Policy-Makers Play Catch-Up in Measuring the Digital Economy

Keeping track of the human cost is not forgotten
By Rahul Vaidyanath, Epoch Times
June 19, 2019 Updated: June 19, 2019

Policy-makers are pulling out all the stops to measure and understand the impacts of digitization on the economy. Organizations like Statistics Canada and the Bank of Canada realize that traditional methods can only go so far. 

Basic economic variables like gross domestic product (GDP), investment, supply, and demand require different measurement techniques if they are to be useful in setting policy and helping people thrive in the digital economy.

Statistics Canada hosted an online panel to discuss the topic on June 18 and acknowledged that the demand for instantaneous information from credible sources is pulling forward the role of national statistics offices.

“We need more detailed statistics and analysis to understand the nuance on what it means to well-being and productivity,” said OECD economist Daniel Ker.

He added that there are two sides to digitization—positive and negative. The benefits are connecting people via social networks and efficiencies like e-commerce, but the mental health of people who are always “connected” and often working can suffer.

More and more jobs have an information and communications technology (ICT) component to them, such as email, programming, and systems maintenance. The “gig economy” where people deliver food or drive for Uber is but one example.

Technological trends can blur the lines between businesses and consumers. One can envision 3D printing enabling a consumer to obtain a screwdriver without purchasing it from a retailer. As it relates to GDP, the online intellectual property (IP) of the blueprint to 3D-print the screwdriver needs to be captured, not just the end product.

“It’s easy to measure things you drop on your foot—harder to measure digital services,” said Eric Santor, adviser to the governor of the Bank of Canada. He heads the BoC’s initiatives to understand how digitization affects the economy.

Business investment is a major component of economic growth, and it’s not just taking place in plants and machinery. Now it is in IP, data, and software as a service.

Erich Strasser, associate director for national economic accounts at the U.S. Bureau of Economic Analysis, said the bureau is pursuing non-traditional data sources like never before to tackle the measurement challenges of the digital economy. The key is to try to track and understand global IP flows.
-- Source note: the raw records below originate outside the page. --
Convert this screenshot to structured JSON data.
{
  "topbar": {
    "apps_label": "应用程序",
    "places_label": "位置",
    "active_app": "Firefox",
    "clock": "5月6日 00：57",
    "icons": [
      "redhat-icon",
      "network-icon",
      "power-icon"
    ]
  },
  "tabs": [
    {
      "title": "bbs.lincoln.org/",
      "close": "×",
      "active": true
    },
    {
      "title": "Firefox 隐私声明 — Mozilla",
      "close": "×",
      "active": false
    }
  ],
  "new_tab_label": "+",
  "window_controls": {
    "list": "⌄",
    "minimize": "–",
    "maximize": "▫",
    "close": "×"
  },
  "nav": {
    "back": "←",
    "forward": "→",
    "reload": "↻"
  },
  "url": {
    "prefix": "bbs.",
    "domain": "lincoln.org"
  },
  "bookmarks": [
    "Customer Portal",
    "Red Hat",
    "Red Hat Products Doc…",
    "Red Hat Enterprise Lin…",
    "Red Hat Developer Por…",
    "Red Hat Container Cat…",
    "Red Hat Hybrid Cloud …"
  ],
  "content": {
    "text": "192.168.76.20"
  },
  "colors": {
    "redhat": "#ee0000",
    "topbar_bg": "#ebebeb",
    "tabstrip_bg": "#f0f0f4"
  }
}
Human Skills Still Required

Sarah Lubik says digital skills mean a lot more than coding. While tech may automate a lot of tasks, abilities like compassion, non-linear thinking, and interdisciplinary problem solving will be crucial in what we do with the tech, says Simon Fraser University’s first director of entrepreneurship.

“The relative value of our judgment goes up,” Stasser added.

By adapting tech like artificial intelligence, machine learning, and big data, firms can make better decisions on what they will produce for customers. Such tech also reduces the cost of prediction for firms—and public policy-makers are also getting on board trying to develop more nuanced indicators, including ones to measure well-being.

The panel also touched on the environmental cost of the digital economy. Bitcoin mining uses more power than some countries. The concept of “e-waste” has emerged to cover electronic products for disposal. Ker said Canada produced 20 kg of e-waste per person in 2016.

The digitized economy is only getting bigger. Santor cited a startling statistic—job growth in the digital sector is up 40 percent since 2010, while other industries experienced 8 to 9 percent growth.

“When there are big transformations like this, over history … we’ve found that overall it’s been a net benefit, net increase in jobs, because those people doing the new technology are putting demand in the rest of the economy,” Santor said.